Abstract. Civil infrastructures, such as tunnels and bridges, are directly related to the overall economic and demographic growth of countries. The aging of these infrastructures increases the probability of catastrophic failures that results in loss of lives and high repair costs; all over the world, these factors drive the need for advanced infrastructure monitoring systems. For these reasons, in the last years, different types of devices and innovative infrastructure monitoring techniques have been investigated to automate the process and overcome the main limitation of standard visual inspections that are used nowadays. This paper presents some preliminary findings of an ongoing research project, named TACK, that combines advanced deep learning techniques and innovative photogrammetric algorithms to develop a monitoring system. Specifically, the project focuses on the development of an automatic procedure for crack detection and measurement using images of tunnels and bridges acquired with a mobile mapping system. In this paper, some preliminary results are shown to investigate the potential of a deep learning algorithm in detecting cracks occurred in concrete material.

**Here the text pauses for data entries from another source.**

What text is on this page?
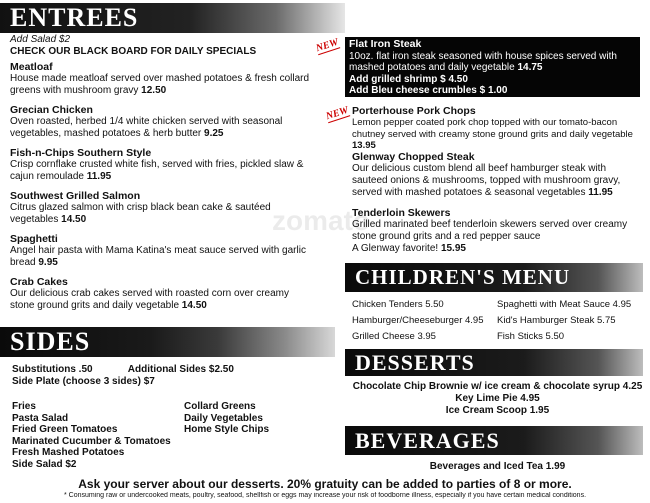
ENTREES
Add Salad $2
CHECK OUR BLACK BOARD FOR DAILY SPECIALS
Meatloaf
House made meatloaf served over mashed potatoes & fresh collard greens with mushroom gravy 12.50
Grecian Chicken
Oven roasted, herbed 1/4 white chicken served with seasonal vegetables, mashed potatoes & herb butter 9.25
Fish-n-Chips Southern Style
Crisp cornflake crusted white fish, served with fries, pickled slaw & cajun remoulade 11.95
Southwest Grilled Salmon
Citrus glazed salmon with crisp black bean cake & sautéed vegetables 14.50
Spaghetti
Angel hair pasta with Mama Katina's meat sauce served with garlic bread 9.95
Crab Cakes
Our delicious crab cakes served with roasted corn over creamy stone ground grits and daily vegetable 14.50
NEW Flat Iron Steak
10oz. flat iron steak seasoned with house spices served with mashed potatoes and daily vegetable 14.75
Add grilled shrimp $ 4.50
Add Bleu cheese crumbles $ 1.00
NEW Porterhouse Pork Chops
Lemon pepper coated pork chop topped with our tomato-bacon chutney served with creamy stone ground grits and daily vegetable 13.95
Glenway Chopped Steak
Our delicious custom blend all beef hamburger steak with sauteed onions & mushrooms, topped with mushroom gravy, served with mashed potatoes & seasonal vegetables 11.95
Tenderloin Skewers
Grilled marinated beef tenderloin skewers served over creamy stone ground grits and a red pepper sauce
A Glenway favorite! 15.95
CHILDREN'S MENU
Chicken Tenders 5.50
Hamburger/Cheeseburger 4.95
Grilled Cheese 3.95
Spaghetti with Meat Sauce 4.95
Kid's Hamburger Steak 5.75
Fish Sticks 5.50
SIDES
Substitutions .50	Additional Sides $2.50
Side Plate (choose 3 sides) $7
Fries
Pasta Salad
Fried Green Tomatoes
Marinated Cucumber & Tomatoes
Fresh Mashed Potatoes
Side Salad $2
Collard Greens
Daily Vegetables
Home Style Chips
DESSERTS
Chocolate Chip Brownie w/ ice cream & chocolate syrup 4.25
Key Lime Pie 4.95
Ice Cream Scoop 1.95
BEVERAGES
Beverages and Iced Tea 1.99
Ask your server about our desserts. 20% gratuity can be added to parties of 8 or more.
* Consuming raw or undercooked meats, poultry, seafood, shellfish or eggs may increase your risk of foodborne illness, especially if you have certain medical conditions.
zomato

The model is a CNN (Convolutional Neural Network) based on the U-Net architecture; in this study, we tested the transferability of the model that has been trained on a small available labeled dataset and tested on a large set of images acquired using a customized mobile mapping system. The results have shown that it is possible to effectively detect cracks in unseen imagery and that the primary source of errors is the false positive detection of crack-like objects (i.e., contact wires, cables and tile borders).